OSLO/LONDON (Reuters) - BP BP.L and Norway's Statoil STL.OL will withdraw staff from two gas plants in Algeria after an attack by militants on one of the sites in the North African country, the companies said on Monday.
Militants attacked the In Salah gas plant, operated with state-owned Sonatrach, with rockets on Friday, causing no casualties or damage. Al Qaeda’s North Africa branch claimed responsibility for the attack.
Algeria’s energy infrastructure has been heavily protected by the army, especially since a 2013 attack on the In Amenas gas plant, also operated by BP and Statoil, during which 40 oil workers were killed.
“BP has decided to undertake a phased temporary relocation of all its staff from the In Salah Gas and In Amenas JVs in Algeria over the next two weeks.
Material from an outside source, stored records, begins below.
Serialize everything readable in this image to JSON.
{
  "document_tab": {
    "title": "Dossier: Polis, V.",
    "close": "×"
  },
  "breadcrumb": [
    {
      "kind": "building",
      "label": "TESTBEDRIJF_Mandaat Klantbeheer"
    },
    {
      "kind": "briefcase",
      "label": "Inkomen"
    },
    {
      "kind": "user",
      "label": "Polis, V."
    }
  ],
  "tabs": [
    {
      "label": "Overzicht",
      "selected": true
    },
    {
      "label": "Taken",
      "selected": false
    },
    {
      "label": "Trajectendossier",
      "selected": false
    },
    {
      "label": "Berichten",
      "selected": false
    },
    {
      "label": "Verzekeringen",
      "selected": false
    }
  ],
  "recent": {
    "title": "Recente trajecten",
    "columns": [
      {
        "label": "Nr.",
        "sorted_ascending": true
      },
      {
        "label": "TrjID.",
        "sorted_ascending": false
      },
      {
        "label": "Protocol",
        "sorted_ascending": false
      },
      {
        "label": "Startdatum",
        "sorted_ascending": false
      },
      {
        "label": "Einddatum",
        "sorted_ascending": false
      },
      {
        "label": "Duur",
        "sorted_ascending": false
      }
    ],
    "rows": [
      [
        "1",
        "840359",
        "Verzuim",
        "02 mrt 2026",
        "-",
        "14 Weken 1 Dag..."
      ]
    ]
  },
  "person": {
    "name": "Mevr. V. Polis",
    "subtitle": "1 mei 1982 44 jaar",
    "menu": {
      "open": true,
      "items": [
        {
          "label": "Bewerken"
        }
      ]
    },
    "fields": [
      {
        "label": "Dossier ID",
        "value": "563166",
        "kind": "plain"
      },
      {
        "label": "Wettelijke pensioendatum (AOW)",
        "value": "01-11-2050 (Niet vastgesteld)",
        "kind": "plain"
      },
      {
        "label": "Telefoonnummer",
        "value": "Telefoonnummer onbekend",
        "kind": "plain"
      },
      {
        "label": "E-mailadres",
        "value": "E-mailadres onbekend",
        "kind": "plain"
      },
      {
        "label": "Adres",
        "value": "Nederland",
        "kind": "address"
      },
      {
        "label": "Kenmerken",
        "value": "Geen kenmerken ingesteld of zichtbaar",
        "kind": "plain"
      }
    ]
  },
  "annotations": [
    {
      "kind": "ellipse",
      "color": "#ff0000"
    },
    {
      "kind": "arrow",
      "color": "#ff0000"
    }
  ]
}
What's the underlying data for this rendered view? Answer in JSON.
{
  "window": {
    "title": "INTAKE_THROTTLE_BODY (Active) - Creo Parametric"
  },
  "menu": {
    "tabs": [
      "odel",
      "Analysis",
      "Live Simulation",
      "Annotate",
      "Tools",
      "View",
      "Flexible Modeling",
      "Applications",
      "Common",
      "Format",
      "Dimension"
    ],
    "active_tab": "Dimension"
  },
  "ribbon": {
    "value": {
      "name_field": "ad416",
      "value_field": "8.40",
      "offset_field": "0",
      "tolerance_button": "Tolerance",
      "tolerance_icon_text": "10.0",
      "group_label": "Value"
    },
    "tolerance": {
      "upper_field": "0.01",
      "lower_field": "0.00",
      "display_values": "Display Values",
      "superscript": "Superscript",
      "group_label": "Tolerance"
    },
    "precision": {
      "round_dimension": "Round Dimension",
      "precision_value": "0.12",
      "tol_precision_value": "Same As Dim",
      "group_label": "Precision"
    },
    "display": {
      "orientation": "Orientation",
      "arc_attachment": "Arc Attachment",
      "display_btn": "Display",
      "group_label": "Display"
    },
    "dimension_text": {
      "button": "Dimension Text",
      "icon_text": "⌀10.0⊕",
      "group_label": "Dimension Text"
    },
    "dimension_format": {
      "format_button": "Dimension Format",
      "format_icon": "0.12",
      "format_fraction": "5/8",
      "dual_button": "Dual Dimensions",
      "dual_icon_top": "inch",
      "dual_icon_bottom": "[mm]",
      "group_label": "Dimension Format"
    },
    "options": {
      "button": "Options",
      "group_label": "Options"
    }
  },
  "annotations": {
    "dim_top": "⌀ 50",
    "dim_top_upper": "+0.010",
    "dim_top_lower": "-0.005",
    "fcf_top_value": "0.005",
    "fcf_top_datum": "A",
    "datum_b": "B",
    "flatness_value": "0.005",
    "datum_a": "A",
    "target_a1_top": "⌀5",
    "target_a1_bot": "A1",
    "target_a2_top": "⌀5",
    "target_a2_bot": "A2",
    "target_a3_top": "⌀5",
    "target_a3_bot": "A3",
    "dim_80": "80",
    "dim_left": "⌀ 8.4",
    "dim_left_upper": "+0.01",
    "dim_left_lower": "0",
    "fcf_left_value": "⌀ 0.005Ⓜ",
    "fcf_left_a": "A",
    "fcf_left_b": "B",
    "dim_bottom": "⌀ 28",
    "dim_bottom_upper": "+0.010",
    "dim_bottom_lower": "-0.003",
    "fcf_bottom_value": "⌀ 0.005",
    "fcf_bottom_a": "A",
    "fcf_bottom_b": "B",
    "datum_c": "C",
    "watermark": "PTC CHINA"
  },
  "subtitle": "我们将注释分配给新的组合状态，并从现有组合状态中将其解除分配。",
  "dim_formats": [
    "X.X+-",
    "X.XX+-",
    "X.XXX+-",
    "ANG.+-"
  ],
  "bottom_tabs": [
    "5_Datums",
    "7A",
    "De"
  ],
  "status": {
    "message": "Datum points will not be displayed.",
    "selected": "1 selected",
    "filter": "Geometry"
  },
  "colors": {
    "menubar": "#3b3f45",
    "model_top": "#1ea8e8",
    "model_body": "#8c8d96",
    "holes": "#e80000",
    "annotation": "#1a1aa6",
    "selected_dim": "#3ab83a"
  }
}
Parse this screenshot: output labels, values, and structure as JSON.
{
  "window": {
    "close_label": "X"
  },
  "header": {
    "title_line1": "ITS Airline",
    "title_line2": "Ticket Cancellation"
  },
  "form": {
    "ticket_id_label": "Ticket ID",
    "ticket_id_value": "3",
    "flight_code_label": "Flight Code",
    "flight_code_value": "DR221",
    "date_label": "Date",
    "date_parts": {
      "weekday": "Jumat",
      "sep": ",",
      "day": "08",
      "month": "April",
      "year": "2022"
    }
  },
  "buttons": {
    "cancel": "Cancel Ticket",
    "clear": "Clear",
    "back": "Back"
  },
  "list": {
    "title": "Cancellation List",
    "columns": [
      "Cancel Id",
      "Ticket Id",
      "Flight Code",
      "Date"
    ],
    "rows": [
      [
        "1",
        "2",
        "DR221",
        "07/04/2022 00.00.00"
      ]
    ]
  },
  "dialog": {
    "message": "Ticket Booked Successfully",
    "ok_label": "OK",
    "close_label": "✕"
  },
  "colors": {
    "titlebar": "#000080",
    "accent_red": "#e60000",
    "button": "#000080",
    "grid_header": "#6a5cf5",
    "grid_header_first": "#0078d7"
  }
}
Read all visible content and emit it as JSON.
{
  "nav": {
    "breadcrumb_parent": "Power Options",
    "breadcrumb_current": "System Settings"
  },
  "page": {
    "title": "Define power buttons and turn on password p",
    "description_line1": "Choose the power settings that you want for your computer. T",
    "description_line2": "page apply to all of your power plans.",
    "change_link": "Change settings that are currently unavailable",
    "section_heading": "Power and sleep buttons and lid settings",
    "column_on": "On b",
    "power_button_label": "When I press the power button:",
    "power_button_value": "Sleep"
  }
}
This decision has been taken as a precautionary measure,” the British firm said in a statement.
Statoil said it would also withdraw staff from the In Salah and In Amenas plants, together with staff from its operations centre at Hassi Messaoud.
“It will happen over the next few weeks. Those who are on rotation now will not be replaced when they finish their shifts,” a Statoil spokesman said, declining to say for security reasons how many employees would be affected.
“It’s only been four days since shots were fired at In Salah. The production started again, but in the current situation we believe that this is the right decision to make,” the spokesman added.
Sonatrach workers were maintaining gas output after BP and Statoil announced they would pull out some of their staff, a Sonatrach source told Reuters on Monday.
According to BP’s website, In Salah started production in 2004 from the Krechba, Teguentour and Reg fields. In February, it announced the start up of development of the Gour Mahmoud, In Salah, Garet el Befinat and Hassi Moumene fields, to bring output to 9 billion cubic metres a year.
Statoil, BP and Sonatrach were due to restart the third and final processing train at the In Amenas gas plant, damaged during the 2013 attack, later this year.
Statoil repeated on Monday the restart of that train would still happen “in the coming months”.